Eco: recurso estilístico que tem como princípio a repetição de sílabas no final das
palavras de um mesmo verso. Por exemplo: "na messe que enlourece, estremece a
quermesse" (Eugênio de Castro, Oaristos).
Escola Romana: subescola criada por Jean Moréas, que propunha um retorno aos
valores poéticos greco-latinos.
Evangelho das correspondências: metáfora com que se designava o conjunto de
preceitos das chamadas "correspondências".

Evocação: de evocar, chamar. Entre os simbolistas, diz respeito à capacidade de


suscitar um estado de espírito através da referência a um determinado objeto ("Evocar
pouco a pouco um objeto, para liberar dele um estado de espírito", observa Mallarmé
numa entrevista concedida a Jules Huret.
Fim do século: final do século XIX. Devido ao caráter peculiar desse período de
tempo, além de seu sentido histórico, tem também um sentido mais propriamente social e
estético.
Idealismo: corrente filosófica que predomina durante o fim do século e que tem
como base a valorização da Idéia sobre a matéria.
Idéia: termo genérico com o qual se denominava o fim último de toda a poesia
simbolista, algo abstrato que não podia ser revelado, sob pena de perder sua aura de mistério.

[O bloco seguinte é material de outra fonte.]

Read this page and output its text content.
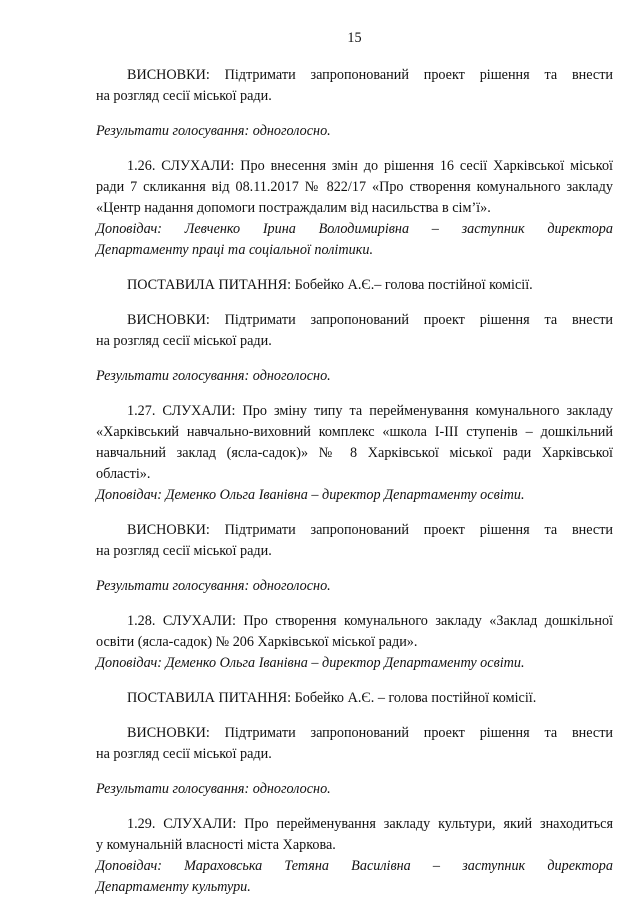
15

ВИСНОВКИ: Підтримати запропонований проект рішення та внести

на розгляд сесії міської ради.

Результати голосування: одноголосно.

1.26. СЛУХАЛИ: Про внесення змін до рішення 16 сесії Харківської міської

ради 7 скликання від 08.11.2017 № 822/17 «Про створення комунального закладу

«Центр надання допомоги постраждалим від насильства в сім’ї».

Доповідач: Левченко Ірина Володимирівна – заступник директора

Департаменту праці та соціальної політики.

ПОСТАВИЛА ПИТАННЯ: Бобейко А.Є.– голова постійної комісії.

ВИСНОВКИ: Підтримати запропонований проект рішення та внести

на розгляд сесії міської ради.

Результати голосування: одноголосно.

1.27. СЛУХАЛИ: Про зміну типу та перейменування комунального закладу

«Харківський навчально-виховний комплекс «школа I-III ступенів – дошкільний

навчальний заклад (ясла-садок)» № 8 Харківської міської ради Харківської

області».

Доповідач: Деменко Ольга Іванівна – директор Департаменту освіти.

ВИСНОВКИ: Підтримати запропонований проект рішення та внести

на розгляд сесії міської ради.

Результати голосування: одноголосно.

1.28. СЛУХАЛИ: Про створення комунального закладу «Заклад дошкільної

освіти (ясла-садок) № 206 Харківської міської ради».

Доповідач: Деменко Ольга Іванівна – директор Департаменту освіти.

ПОСТАВИЛА ПИТАННЯ: Бобейко А.Є. – голова постійної комісії.

ВИСНОВКИ: Підтримати запропонований проект рішення та внести

на розгляд сесії міської ради.

Результати голосування: одноголосно.

1.29. СЛУХАЛИ: Про перейменування закладу культури, який знаходиться

у комунальній власності міста Харкова.

Доповідач: Мараховська Тетяна Василівна – заступник директора

Департаменту культури.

Inconsciente: parte da mente humana não controlada pela consciência e que, por
isso mesmo, segundo alguns simbolistas, como Rimbaud, por exemplo, deveria ser a fonte
da criação poética. Num sentido mais restrito (e acrescido do adjetivo "imortal"), o termo
está direta-mente relacionado com a entidade que governa o universo e que é inacessível
ao homem, segundo a teoria filosófica de Hartmann.
Mal do século: submovimento do século XIX que leva às últimas conseqüências
certas características básicas do Romantismo, como a subjetividade, os excessos
sentimentais, o culto da morte, etc.
Mistério: junto com a Idéia, o fim último da poesia simbolista, algo que devia ser
decifrado pelo poeta vidente, mas não revelado. Para Mallarmé, expressar o mistério seria
a tarefa de todo poeta: "a poesia é a expressão, pela linguagem humana que retoma seu
ritmo essencial, do sentido misterioso dos aspectos da existência; ela doa assim
autenticidade à nossa vida na terra e constitui a única tarefa espiritual".
Motivação: na teoria lingüística de Saussure, diz-se do signo que possui uma relação
natural entre significante e significado, como no sinal t, que representa o Cristianismo.
Entre a representação e a religião que representa há um sentido natural: o Cristianismo é
representado pela cruz, porque a cruz foi o instrumento de suplício de Jesus Cristo.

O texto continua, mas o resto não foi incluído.